FunnelBud shall use reasonable efforts consistent with prevailing industry standards to maintain the Services in a manner which minimizes errors and interruptions in the Services and shall perform implementation services in a professional and workmanlike manner. Services may be temporarily unavailable for scheduled maintenance or for unscheduled emergency maintenance, either by FunnelBud or by third-party providers, or because of other causes beyond FunnelBud’s reasonable control, but FunnelBud shall use reasonable efforts to provide advance notice in writing or by e-mail of any scheduled service disruption. However, FunnelBud does not warrant that the Services will be uninterrupted or error free; nor does it make any warranty as to the results that may be obtained from use of the Services.
NOTWITHSTANDING ANYTHING TO THE CONTRARY, EXCEPT FOR BODILY INJURY OF A PERSON, FUNNELBUD AND ITS SUPPLIERS (INCLUDING BUT NOT LIMITED TO ALL EQUIPMENT AND TECHNOLOGY SUPPLIERS), OFFICERS, AFFILIATES, REPRESENTATIVES, CONTRACTORS AND EMPLOYEES SHALL NOT BE RESPONSIBLE OR LIABLE WITH RESPECT TO ANY SUBJECT MATTER OF THIS AGREEMENT OR TERMS AND CONDITIONS RELATED THERETO UNDER ANY CONTRACT, NEGLIGENCE, STRICT LIABILITY OR OTHER THEORY: (A) FOR ERROR OR INTERRUPTION OF USE OR FOR LOSS OR INACCURACY OR CORRUPTION OF DATA OR COST OF PROCUREMENT OF SUBSTITUTE GOODS, SERVICES OR TECHNOLOGY OR LOSS OF BUSINESS; (B) FOR ANY INDIRECT, EXEMPLARY, INCIDENTAL, SPECIAL OR CONSEQUENTIAL DAMAGES; (C) FOR ANY MATTER BEYOND FUNNELBUD'S REASONABLE CONTROL; OR (D) FOR ANY AMOUNTS THAT, TOGETHER WITH AMOUNTS ASSOCIATED WITH ALL OTHER CLAIMS, EXCEED THE FEES PAID BY CUSTOMER TO FUNNELBUD FOR THE SERVICES UNDER THIS AGREEMENT IN THE 6 MONTHS PRIOR TO THE ACT THAT GAVE RISE TO THE LIABILITY, IN EACH CASE, WHETHER OR NOT FunnelBud HAS BEEN ADVISED OF THE POSSIBILITY OF SUCH DAMAGES.
Customer will not violate any laws or third party rights on or related to FunnelBud.
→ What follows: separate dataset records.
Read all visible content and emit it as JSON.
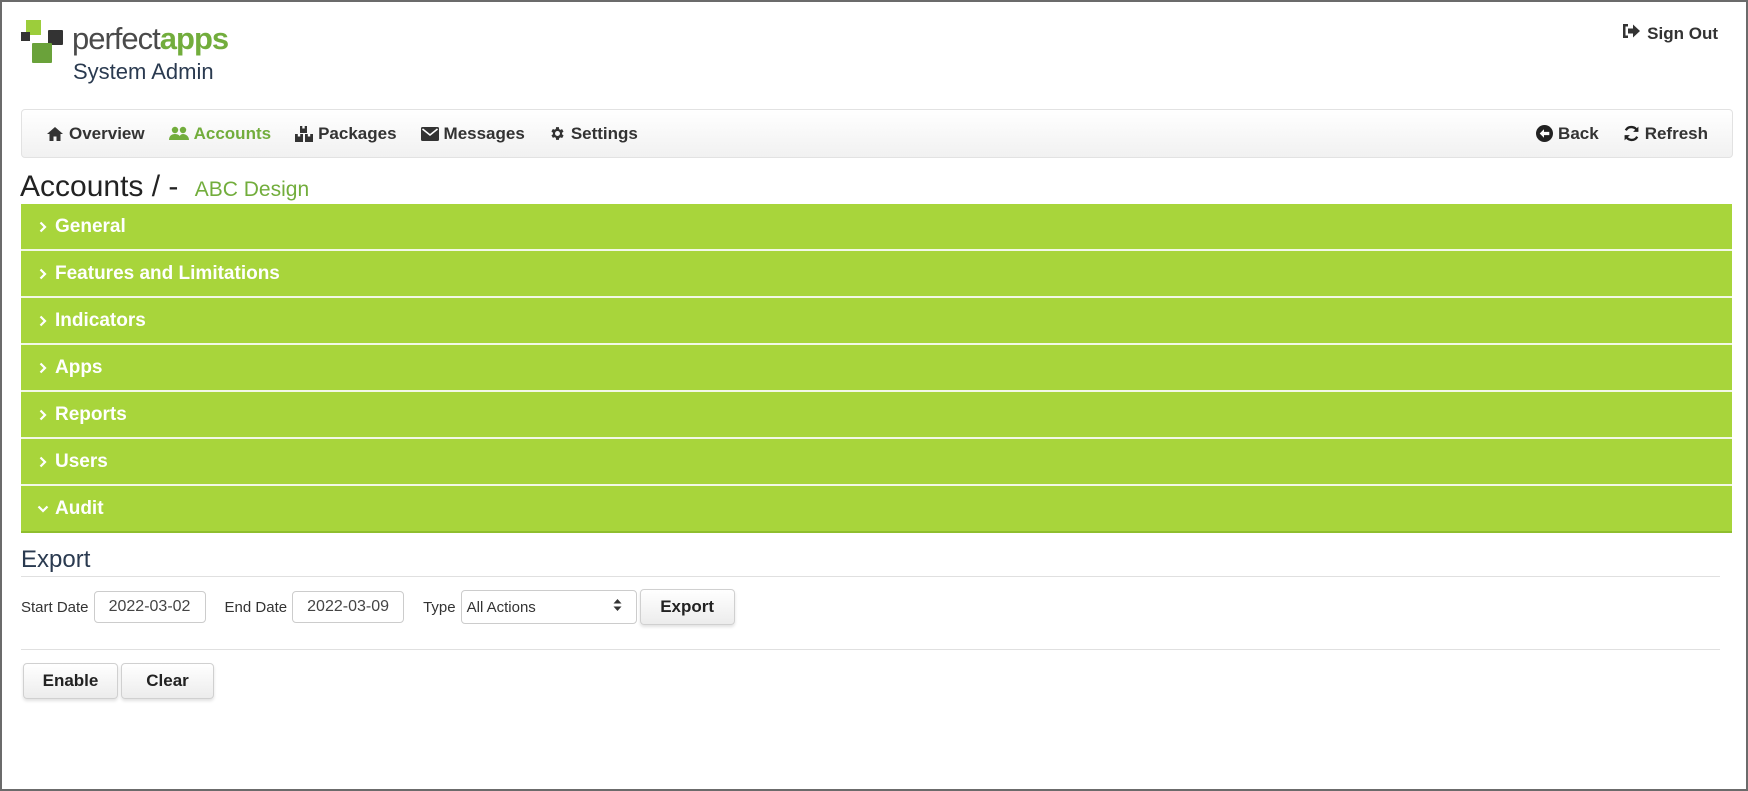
{
  "header": {
    "brand_part1": "perfect",
    "brand_part2": "apps",
    "subtitle": "System Admin",
    "sign_out_label": "Sign Out",
    "sign_out_icon": "sign-out-icon"
  },
  "colors": {
    "accent_green": "#72ad3c",
    "accordion_green": "#a8d53b"
  },
  "navbar": {
    "items": [
      {
        "label": "Overview",
        "icon": "home-icon",
        "active": false
      },
      {
        "label": "Accounts",
        "icon": "users-icon",
        "active": true
      },
      {
        "label": "Packages",
        "icon": "packages-icon",
        "active": false
      },
      {
        "label": "Messages",
        "icon": "envelope-icon",
        "active": false
      },
      {
        "label": "Settings",
        "icon": "gear-icon",
        "active": false
      }
    ],
    "right_items": [
      {
        "label": "Back",
        "icon": "arrow-circle-left-icon"
      },
      {
        "label": "Refresh",
        "icon": "refresh-icon"
      }
    ]
  },
  "page": {
    "title": "Accounts / -",
    "account_name": "ABC Design"
  },
  "accordion": {
    "sections": [
      {
        "label": "General",
        "expanded": false
      },
      {
        "label": "Features and Limitations",
        "expanded": false
      },
      {
        "label": "Indicators",
        "expanded": false
      },
      {
        "label": "Apps",
        "expanded": false
      },
      {
        "label": "Reports",
        "expanded": false
      },
      {
        "label": "Users",
        "expanded": false
      },
      {
        "label": "Audit",
        "expanded": true
      }
    ]
  },
  "audit": {
    "export_heading": "Export",
    "start_date_label": "Start Date",
    "start_date_value": "2022-03-02",
    "end_date_label": "End Date",
    "end_date_value": "2022-03-09",
    "type_label": "Type",
    "type_selected": "All Actions",
    "export_button": "Export",
    "enable_button": "Enable",
    "clear_button": "Clear"
  }
}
Without limiting the generality of the foregoing, Customer agree to comply with all applicable import and export control laws and third parties proprietary rights.
Customer consent to the use of (a) electronic means to complete this Agreement and to deliver any notices pursuant to this Agreement; and (b) electronic records to store information related to this Agreement or your use of FunnelBud. Notices hereunder will be invalid unless made in writing and given (a) by FunnelBud via email (in each case to the email address that you provide), (b) a posting on the FunnelBud Site or (c) by you via FunnelBud. The date of receipt will be deemed the date on which such notice is transmitted. No modification or amendment to this Agreement will be binding upon FunnelBud unless signed by a duly authorized representative of FunnelBud.
The failure or delay of either party to exercise or enforce any right or claim does not constitute a waiver of such right or claim and will in no way affect that party’s right to later enforce or exercise it, unless such party issues an express written waiver, signed by a duly authorized representative of each party.
This Agreement and any controversy, dispute or claim arising out of or relating to this Agreement, will be governed by and construed in accordance with the laws of Sweden, without regard to its conflict of law provisions and excluding the United Nations Convention on Contracts for the International Sale of Goods (CISG).